Afghanistan represented one key chance, lost and belatedly reclaimed, to find one. When Nato invoked its famous Article 5, after the terrorist attacks of 9/11, the US seemed unenthusiastic. To Washington, operations under Nato auspices risked becoming bogged down in quarrels about targets, as the intervention against Serbia over Kosovo had done in 1999. For better and worse, though, Afghanistan was designated a Nato operation, which is why, now it is in trouble, it is seen as "make-or-break" for the alliance.

After eight years of this intervention, the allies are at sixes and sevens, and you don't have to listen to defence specialists for long to hear bitter national resentments. Viewed from London, Britain is shouldering a disproportionate burden; the French and Germans are not pulling their weight. Viewed from Paris or Berlin, the British are only where they are because they demanded to make themselves indispensable to the US (preserving the special relationship and all that). Viewed from Washington, the Brits are trying hard, but are so lamentably equipped as to be almost a liability in the front line.

The discord in Afghanistan is compounded by differences about the focus of Nato policy – is it any longer about Russia or mostly about the rest of the world? And this lies behind a discussion just launched by Nato's new General Secretary, the Dane Anders Fogh Rasmussen, to agree a new "strategic concept" for the alliance. He has appointed a panel of 12 advisers which is supposed to come up with its blueprint by late 2010.

Given the depth of existing disagreements, one can only really wish the group of 12 good luck. And this will be especially needed, given that some particularly vocal participants in the debate will represent the third, nostalgic, strand of opinion. The UK, represented on the panel by the former defence secretary, Geoff Hoon, may well be among them.

Any far-reaching change in the alliance and its priorities is likely to be seen as a threat to the Britain's "special relationship", with the US. Obama's view has always seemed to be less romantic than London's; indeed, it is not unreasonable to ask whether, deep down, he believes it still exists at all. Nor is the return of France to the Nato command structures necessarily good news for Britain, unless we accept that the so-called European "pillar" of the alliance should be strengthened. As a project, that might well entail sacrificing the "special relationship" on intelligence-sharing and Trident renewal in favour of enhanced London-Paris defence cooperation. How would that look to a government led by David Cameron?
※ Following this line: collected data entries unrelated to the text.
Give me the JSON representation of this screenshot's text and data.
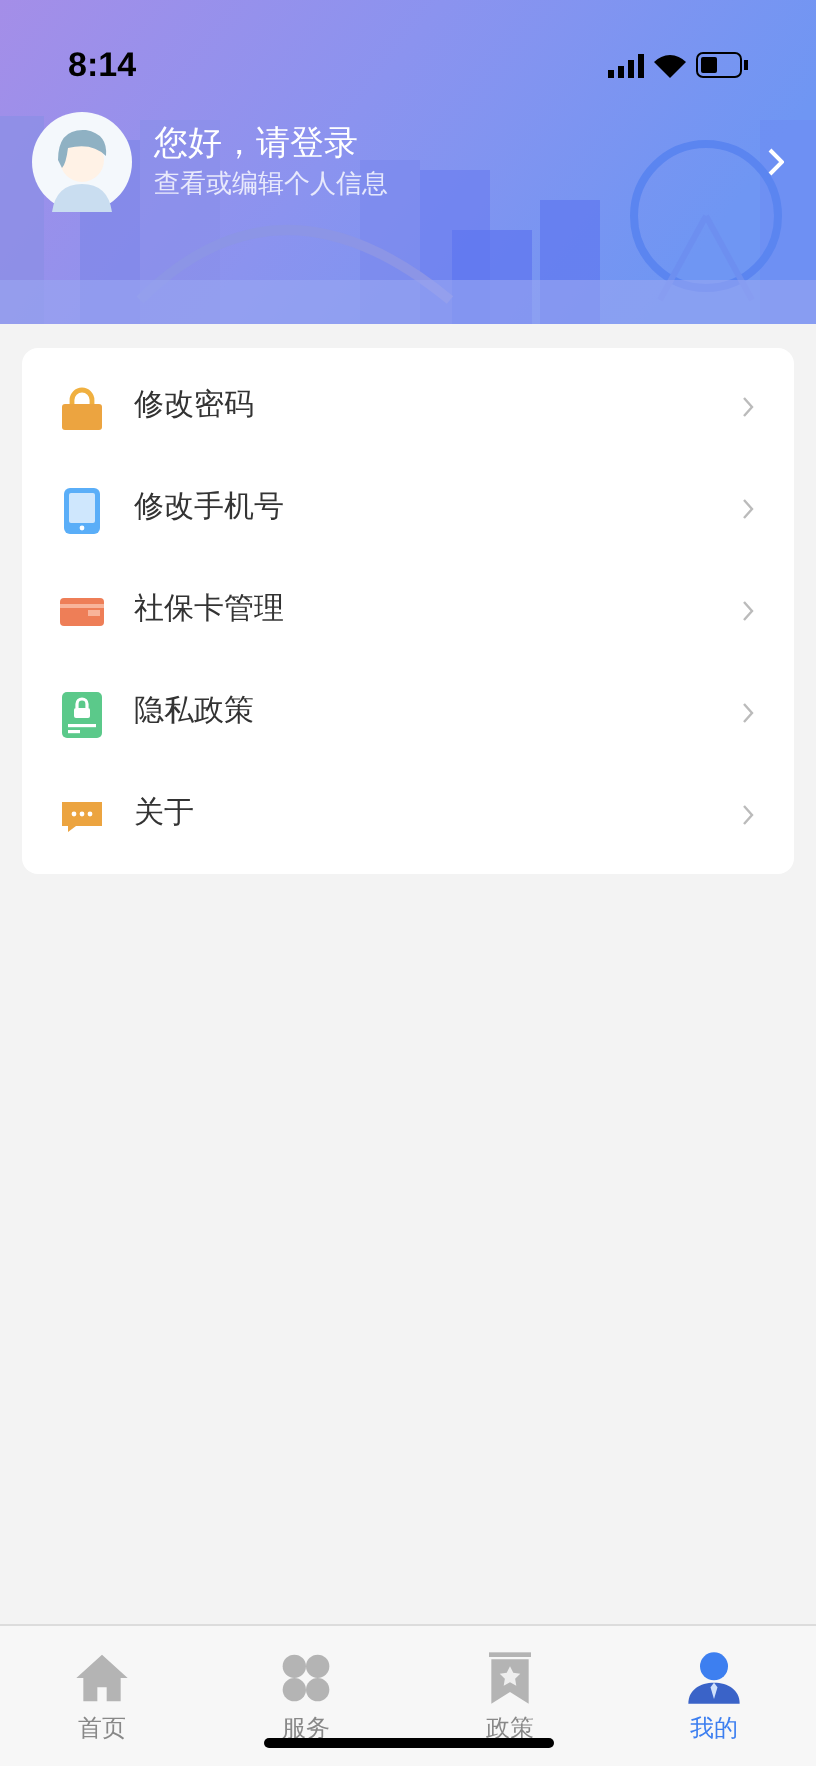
{
  "status_bar": {
    "time": "8:14"
  },
  "profile": {
    "greeting": "您好，请登录",
    "subtitle": "查看或编辑个人信息"
  },
  "menu": [
    {
      "kind": "lock",
      "label": "修改密码"
    },
    {
      "kind": "phone",
      "label": "修改手机号"
    },
    {
      "kind": "card",
      "label": "社保卡管理"
    },
    {
      "kind": "policy",
      "label": "隐私政策"
    },
    {
      "kind": "chat",
      "label": "关于"
    }
  ],
  "tab_bar": [
    {
      "kind": "home",
      "label": "首页",
      "selected": false
    },
    {
      "kind": "services",
      "label": "服务",
      "selected": false
    },
    {
      "kind": "policy",
      "label": "政策",
      "selected": false
    },
    {
      "kind": "me",
      "label": "我的",
      "selected": true
    }
  ]
}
The nostalgic wing of Nato received new succour from the accession of the "new" European states, which still wanted protection from Russia. But with more realism now setting in, at least in Poland, less ideology and more pragmatism in the US, and a less strident and more domestically preoccupied leadership in Russia, the prospects for Nato reform could be more favourable than for some time, speeded by fear of failure in Afghanistan. Britain has some hard thinking to do if it does not want to be the odd man out.